There are ways to invade other players worlds, and they to invade yours. Either as a co-operative measure, to assist each other in completing a level. Or, more disturbingly, to hunt you down and kill you. This is the option that fills the game with character and makes each session a nervous and exhilarating experience. I have never felt so in fear for my character in a game before. It's not as if death would destroy my game, but losing so much progress to another human player in this way takes Demons Souls to another level.  

Even though the MMO-style integration is there, and the visible signs of other players attempting the same objective in their world is obvious - it does nothing to break the feeling of being in this haunting world. There is a tenseness, a clawing feeling of claustrophobia that envelopes the whole experience when I play this game. It feels like a medieval nightmare brought to life and its harsh and unforgiving methods embellish its dark soul.

So is this experience fun? No, not in the usual sense of the word and I had to work through the difficulties that Demon's Souls creates to uncover how memorable it really is.
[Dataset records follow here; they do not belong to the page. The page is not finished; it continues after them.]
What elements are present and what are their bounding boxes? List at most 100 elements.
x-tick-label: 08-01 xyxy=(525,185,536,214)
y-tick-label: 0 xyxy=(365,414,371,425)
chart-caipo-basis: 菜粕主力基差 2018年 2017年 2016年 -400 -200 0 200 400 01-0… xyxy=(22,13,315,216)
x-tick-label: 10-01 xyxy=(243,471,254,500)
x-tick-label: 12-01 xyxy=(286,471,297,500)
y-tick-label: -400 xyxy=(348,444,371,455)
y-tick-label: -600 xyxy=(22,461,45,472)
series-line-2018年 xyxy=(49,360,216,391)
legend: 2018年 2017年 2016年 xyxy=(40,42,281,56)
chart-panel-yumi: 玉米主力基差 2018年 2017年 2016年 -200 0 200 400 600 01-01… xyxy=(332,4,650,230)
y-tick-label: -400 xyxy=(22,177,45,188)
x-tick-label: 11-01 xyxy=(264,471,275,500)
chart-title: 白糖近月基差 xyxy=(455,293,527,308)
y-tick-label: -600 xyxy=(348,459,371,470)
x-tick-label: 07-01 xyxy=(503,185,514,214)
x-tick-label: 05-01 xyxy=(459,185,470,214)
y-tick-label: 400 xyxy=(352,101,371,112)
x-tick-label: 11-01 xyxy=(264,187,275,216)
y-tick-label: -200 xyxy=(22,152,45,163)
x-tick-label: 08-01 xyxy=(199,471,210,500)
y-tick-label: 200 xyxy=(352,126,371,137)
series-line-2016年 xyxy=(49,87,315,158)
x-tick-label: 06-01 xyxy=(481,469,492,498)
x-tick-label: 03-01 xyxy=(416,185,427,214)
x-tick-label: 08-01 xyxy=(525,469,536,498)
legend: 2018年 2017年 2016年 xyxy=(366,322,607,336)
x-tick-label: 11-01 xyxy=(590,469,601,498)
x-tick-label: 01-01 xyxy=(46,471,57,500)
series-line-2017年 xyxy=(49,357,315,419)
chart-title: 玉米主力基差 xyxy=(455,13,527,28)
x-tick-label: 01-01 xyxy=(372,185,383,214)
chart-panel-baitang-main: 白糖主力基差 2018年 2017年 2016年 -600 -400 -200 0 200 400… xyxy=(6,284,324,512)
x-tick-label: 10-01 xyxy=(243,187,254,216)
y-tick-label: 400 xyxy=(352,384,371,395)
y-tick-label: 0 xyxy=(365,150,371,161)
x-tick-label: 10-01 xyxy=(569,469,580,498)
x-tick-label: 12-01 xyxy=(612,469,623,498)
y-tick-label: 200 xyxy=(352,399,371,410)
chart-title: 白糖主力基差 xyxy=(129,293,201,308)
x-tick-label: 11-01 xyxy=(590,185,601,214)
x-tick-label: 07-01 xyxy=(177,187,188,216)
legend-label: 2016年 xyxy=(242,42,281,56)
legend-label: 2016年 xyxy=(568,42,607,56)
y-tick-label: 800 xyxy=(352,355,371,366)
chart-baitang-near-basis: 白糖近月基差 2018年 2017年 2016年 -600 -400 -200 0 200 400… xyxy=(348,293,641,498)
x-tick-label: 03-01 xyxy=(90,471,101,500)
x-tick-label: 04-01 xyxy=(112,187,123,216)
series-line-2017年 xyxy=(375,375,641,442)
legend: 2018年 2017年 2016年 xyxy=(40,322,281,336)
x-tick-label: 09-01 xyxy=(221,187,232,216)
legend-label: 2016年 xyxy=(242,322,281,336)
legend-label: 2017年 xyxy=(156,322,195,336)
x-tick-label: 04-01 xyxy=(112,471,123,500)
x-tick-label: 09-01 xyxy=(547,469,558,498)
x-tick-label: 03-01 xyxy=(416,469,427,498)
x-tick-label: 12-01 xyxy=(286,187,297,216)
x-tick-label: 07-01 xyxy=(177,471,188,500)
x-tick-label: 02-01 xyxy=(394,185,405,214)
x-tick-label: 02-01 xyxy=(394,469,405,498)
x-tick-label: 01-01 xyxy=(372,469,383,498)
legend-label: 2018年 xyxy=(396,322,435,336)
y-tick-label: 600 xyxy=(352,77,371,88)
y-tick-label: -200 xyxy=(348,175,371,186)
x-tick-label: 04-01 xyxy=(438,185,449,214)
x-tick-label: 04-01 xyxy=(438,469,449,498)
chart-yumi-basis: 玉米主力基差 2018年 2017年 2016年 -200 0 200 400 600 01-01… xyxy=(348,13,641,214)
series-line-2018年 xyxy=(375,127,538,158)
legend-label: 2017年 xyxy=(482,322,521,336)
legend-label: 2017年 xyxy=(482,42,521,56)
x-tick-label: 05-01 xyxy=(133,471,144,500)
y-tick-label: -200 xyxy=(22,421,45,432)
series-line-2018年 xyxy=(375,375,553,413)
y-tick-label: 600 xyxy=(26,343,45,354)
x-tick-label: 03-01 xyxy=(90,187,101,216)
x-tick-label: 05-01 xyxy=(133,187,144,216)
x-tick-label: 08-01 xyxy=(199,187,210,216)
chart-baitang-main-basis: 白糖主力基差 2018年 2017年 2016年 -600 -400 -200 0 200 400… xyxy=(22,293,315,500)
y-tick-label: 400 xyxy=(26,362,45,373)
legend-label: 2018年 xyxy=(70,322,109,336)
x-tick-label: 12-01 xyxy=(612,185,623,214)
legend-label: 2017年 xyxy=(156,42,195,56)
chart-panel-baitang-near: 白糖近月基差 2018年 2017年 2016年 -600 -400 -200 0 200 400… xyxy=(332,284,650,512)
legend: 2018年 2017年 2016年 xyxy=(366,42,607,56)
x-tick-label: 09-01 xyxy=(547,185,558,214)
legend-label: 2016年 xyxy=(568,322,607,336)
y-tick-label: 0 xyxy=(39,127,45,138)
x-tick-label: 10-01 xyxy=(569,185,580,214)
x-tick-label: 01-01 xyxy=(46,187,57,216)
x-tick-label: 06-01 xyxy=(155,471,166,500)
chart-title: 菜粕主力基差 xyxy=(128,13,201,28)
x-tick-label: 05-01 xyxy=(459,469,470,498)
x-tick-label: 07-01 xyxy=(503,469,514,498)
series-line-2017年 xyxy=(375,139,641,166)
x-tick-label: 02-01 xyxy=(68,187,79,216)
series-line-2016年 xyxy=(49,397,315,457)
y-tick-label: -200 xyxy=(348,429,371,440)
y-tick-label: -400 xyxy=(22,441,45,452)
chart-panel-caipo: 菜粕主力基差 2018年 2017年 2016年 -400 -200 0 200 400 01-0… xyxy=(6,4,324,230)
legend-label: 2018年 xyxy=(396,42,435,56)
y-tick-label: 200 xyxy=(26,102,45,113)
But if any of the mechanics were 'fun' then it wouldn't be half the title it is. This is a game that only rewarded me after hard work. Every piece of equipment, every item and every inch of progress was a bloody battle that I had to fight tooth and nail to achieve - making the defeat of a certain enemy or completion of a level so much sweeter.

Demons Souls stands tall within a tired genre. It's dark atmosphere and grim storytelling create a masterpiece that has no equal and gave me the most interesting and affecting experience a game has ever tried to do. I've played many games that have tried to innovate in the role-playing-game genre, but none have made such a brutal, yet ultimately rewarding game as this. Thanks to Demon's Souls the RPG genre doesn't feel dead any more to me, it feels like its just beginning all over again.